Dan sesuai dengan sumpah yang ia ucapkan saat berada dalam siksaan,
satu dari dua orang anak Sumarmiyati kini sedang melanjutkan studi
di seminari tinggi. Jika ia berhasil menyelesaikan studi tersebut,
maka ia akan ditahbiskan menjadi pastor.
Sumarmiyati dan juga ratusan perempuan yang hadir di forum reuni eks
tapol Plantungan di pendopo Sekolah Menengah Kesenian Indonesia
(SMKI), Bugisan, Yogyakarta, Minggu (24/7) siang itu, masih merekam
kesewenangan rezim Orde Baru dengan jelas di ingatan. Namun hidup
terus berjalan. Persoalan keseharian membuat bayang-bayang kenangan
yang menyiksa itu sedikit kabur.
Sumini Martono, aktivis Gerwani Wonosobo yang jadi tapol selama 10
tahun, adalah contoh lain dari ketegaran itu. “Saya ditangkap dengan
janji akan dilepaskan setelah suami saya ditangkap. Tapi setelah
suami saya ditangkap, saya tak juga dilepas. Dan saat saya sudah
dikeluarkan, suami saya ternyata sudah hilang,” ungkapnya.
Hilang, dalam bahasa para tapol, adalah dibunuh. Suami Sumini memang
terbukti dibunuh oleh para aparat Orde Baru dan mayatnya dihanyutkan
di sebuah luweng di Wonosari. Tempat ini dikenal sebagai tempat
pembantaian para aktivis yang diduga sebagai anggota atau simpatisan
PKI pasca perisiwa G30S.
Saat menceritakan kisah tersebut, Sumini menyampaikannya dengan
enteng. Tapi bukan berarti ia tak merasa kehilangan.

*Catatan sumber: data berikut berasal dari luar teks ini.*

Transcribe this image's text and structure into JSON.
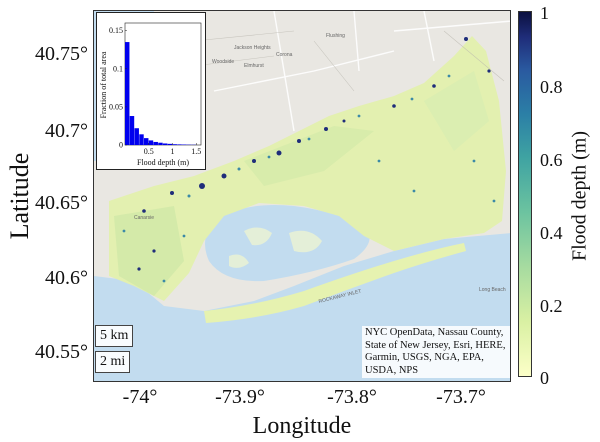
{
  "axes": {
    "xlabel": "Longitude",
    "ylabel": "Latitude",
    "xticks": [
      "-74°",
      "-73.9°",
      "-73.8°",
      "-73.7°"
    ],
    "yticks": [
      "40.75°",
      "40.7°",
      "40.65°",
      "40.6°",
      "40.55°"
    ],
    "xlim": [
      -74.05,
      -73.64
    ],
    "ylim": [
      40.535,
      40.775
    ],
    "xtick_values": [
      -74.0,
      -73.9,
      -73.8,
      -73.7
    ],
    "ytick_values": [
      40.75,
      40.7,
      40.65,
      40.6,
      40.55
    ]
  },
  "colorbar": {
    "label": "Flood depth (m)",
    "ticks": [
      "1",
      "0.8",
      "0.6",
      "0.4",
      "0.2",
      "0"
    ],
    "tick_values": [
      1,
      0.8,
      0.6,
      0.4,
      0.2,
      0
    ],
    "range": [
      0,
      1
    ],
    "colors": [
      "#fcffc8",
      "#a6dba0",
      "#3fa3a2",
      "#2a5aa0",
      "#0b1040"
    ]
  },
  "inset": {
    "xlabel": "Flood depth (m)",
    "ylabel": "Fraction of total area",
    "yticks": [
      "0",
      "0.05",
      "0.1",
      "0.15"
    ],
    "ytick_values": [
      0,
      0.05,
      0.1,
      0.15
    ],
    "xticks": [
      "0.5",
      "1",
      "1.5"
    ],
    "xtick_values": [
      0.5,
      1,
      1.5
    ],
    "xlim": [
      0,
      1.6
    ],
    "ylim": [
      0,
      0.16
    ],
    "bar_color": "#0000ee"
  },
  "chart_data": {
    "type": "bar",
    "bin_width": 0.1,
    "bins": [
      0.05,
      0.15,
      0.25,
      0.35,
      0.45,
      0.55,
      0.65,
      0.75,
      0.85,
      0.95,
      1.05,
      1.15,
      1.25,
      1.35,
      1.45
    ],
    "values": [
      0.135,
      0.038,
      0.022,
      0.014,
      0.009,
      0.006,
      0.004,
      0.003,
      0.002,
      0.0015,
      0.001,
      0.0008,
      0.0006,
      0.0004,
      0.0003
    ],
    "xlabel": "Flood depth (m)",
    "ylabel": "Fraction of total area",
    "ylim": [
      0,
      0.16
    ]
  },
  "scale_bars": [
    "5 km",
    "2 mi"
  ],
  "attribution": "NYC OpenData, Nassau County, State of New Jersey, Esri, HERE, Garmin, USGS, NGA, EPA, USDA, NPS",
  "map_labels": {
    "woodside": "Woodside",
    "jackson_heights": "Jackson Heights",
    "corona": "Corona",
    "elmhurst": "Elmhurst",
    "flushing": "Flushing",
    "long_beach": "Long Beach",
    "rockaway_inlet": "ROCKAWAY INLET",
    "canarsie": "Canarsie"
  }
}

Hanya saja,
ketika sebuah penderitaan sudah tak tertahankan dan tak ada jawaban
yang bisa diberikan atasnya, maka satu-satunya yang bisa dilakukan
adalah menjalani hidup dengan kekuatan yang tersisa.
Ketegaran yang ditunjukkan Sumarmiyati dan Sumini serta ribuan eks
tapol Plantungan membuat keluhan anggota DPR dan pejabat negara saat
ini tentang gaji yang minim tampak seperti drama kecengengan.